Prior to taking a public class, I sporadically practiced at home with a DVD. At that time, it just seemed like stretching; there was no community, no real teacher who could help me learn and grow with eyes and hands on, no philosophy shared, just the poses. I didn’t know it then, but the heart of yoga was missing and it wasn’t really exciting. Thus, I’m not sure I was all that interested in getting to the mat. Perhaps I wasn’t ready.
When I decided I wanted to take a public class, I attended with a friend. I was scared. Having been a fitness instructor for fourteen years at the time, I felt I had to “perform” well in the class. I think I feared that not doing well (whatever that means) would demonstrate my inadequacies in the fitness realm. Thanks to my friend, I made it to class and loved it! I felt truly relaxed and calm, something I hadn’t really felt before. I couldn’t wait to go back! I started practicing regularly from that day forward.
Now, after practicing for years, I’ve noticed the challenge is different than it was. In the early days after that first class, it was new and exciting and with my curiosity peaked, I enthusiastically attended classes, never once having to motivate myself to hit the mat.
And then something shifted. Something both troublesome and amazing at the same time. Yoga became work. Some of this work is the expected effort needed both for the physicality of asana practice and for the energy growth and shifts can require. But I have come to notice the real culprit, at least for now, seems to be an attachment to a result, or way of being, practicing, moving, etc..... almost a whole new image as a yoga teacher that needs to be maintained and fueled. Of course, this is the ego coupled with attachment showing up on the mat and even on my way to the mat. A desire to be able to do all of the poses well and practice for hours every single day, sometimes shows up and creates an imaginary obstacle course between me and my mat.

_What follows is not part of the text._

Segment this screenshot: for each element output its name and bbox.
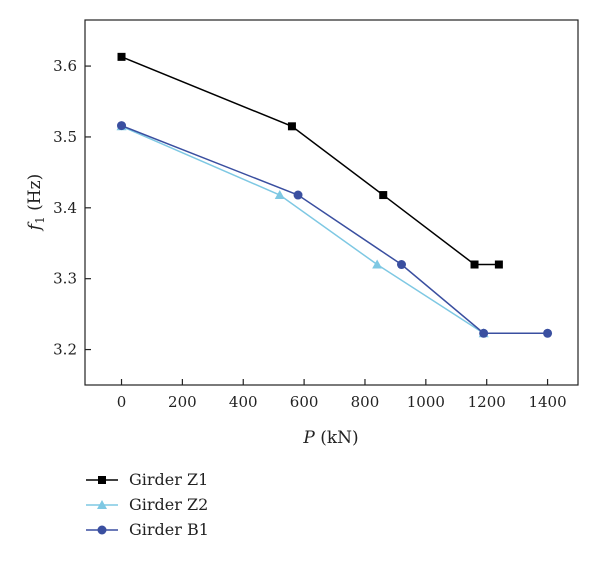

And so, I could try to fight this. That is, battle the ego and shame myself for attaching to results (especially in yoga), thus encouraging the continuation of this cycle. Or, I can lean in. I can embrace this part of myself that wants to be perfect, understanding that it often comes from an underlying fear of being inadequate and even unlovable. I can hold that part of myself with compassion and love. And then my whole body, my entire Being, softens. I feel less pressure to execute everything perfectly and instead I feel empowered. I feel empowered to align with my priorities, to enjoy my practice and the learning it brings. The interesting thing is, this shifts the journey to my mat from a complex course of inner obstacles to pure simplicity: just roll out the mat and notice what happens.